Ted Newcomb (tcn) Fri 20 Jan 12 08:12
<scribbled by tcn Fri 20 Jan 12 08:12>
Ted Newcomb (tcn) Fri 20 Jan 12 08:20
We're going to have to have an honest and open conversation about health care and end of life, here in the U.S. Now that I've retired and am approaching my 65th birthday, this is my year for Medicare and some semblance of health insurance. Choosing Parts C and D are my big decisions for the year and the choices aren't all that great. I'm not sure I've ever "pulled my own weight". But, clearly, I'm becoming a burden.

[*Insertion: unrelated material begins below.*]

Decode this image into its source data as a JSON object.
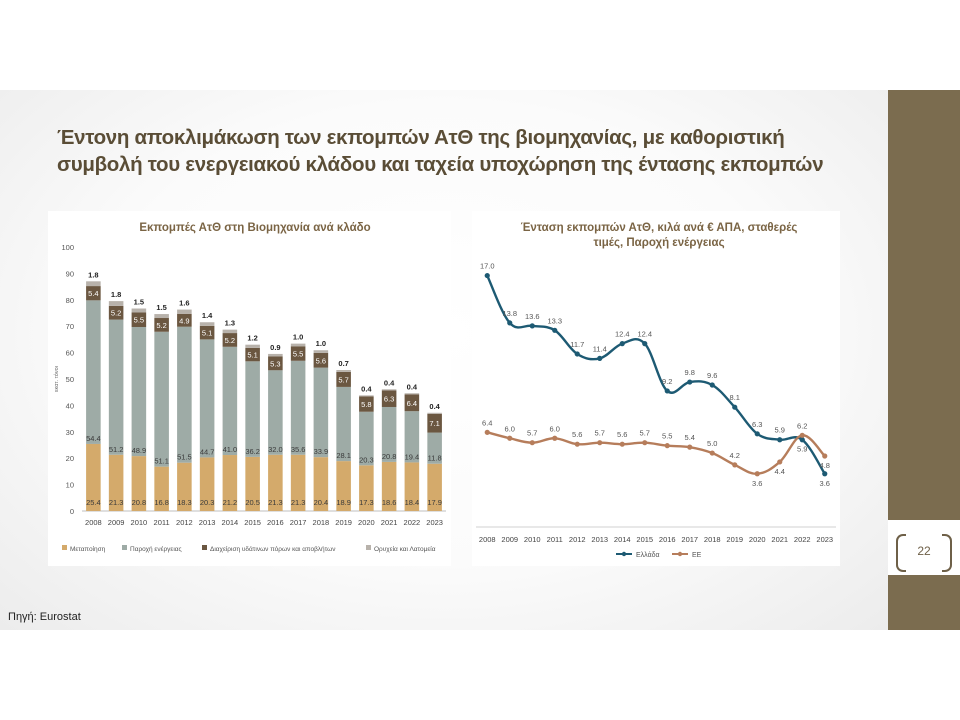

I've seen all kinds of facts and figures...National Health Care estimates as high as $2.5 trillion.(https://www.cms.gov/NationalHealthExpendData/25_NHE_Fact_sheet.asp) And a great proportion of that total is spent on "end of life", prolonging or postponing the inevitable at questionable qualities of life that even doctors who prescribe all this would not follow themselves. (See "How doctors die?" http://zocalopublicsquare.org/thepublicsquare/2011/11/30/how-doctors-die/read/ n exus/) It's all bizarre, yet part of my reality. And at the same time I'm feeling very entrepreneurial. Fortunately I have my wits and health, at the moment, and a general sense that I still have another 20 years or so of productivity. So, while I may not be able to do any heavy lifting, I'm hoping to carry some of the load. And I think there are going to be a lot of us "boomers" doing the same. We may actually turn out to be the spark that lights up some of this dreary scenario.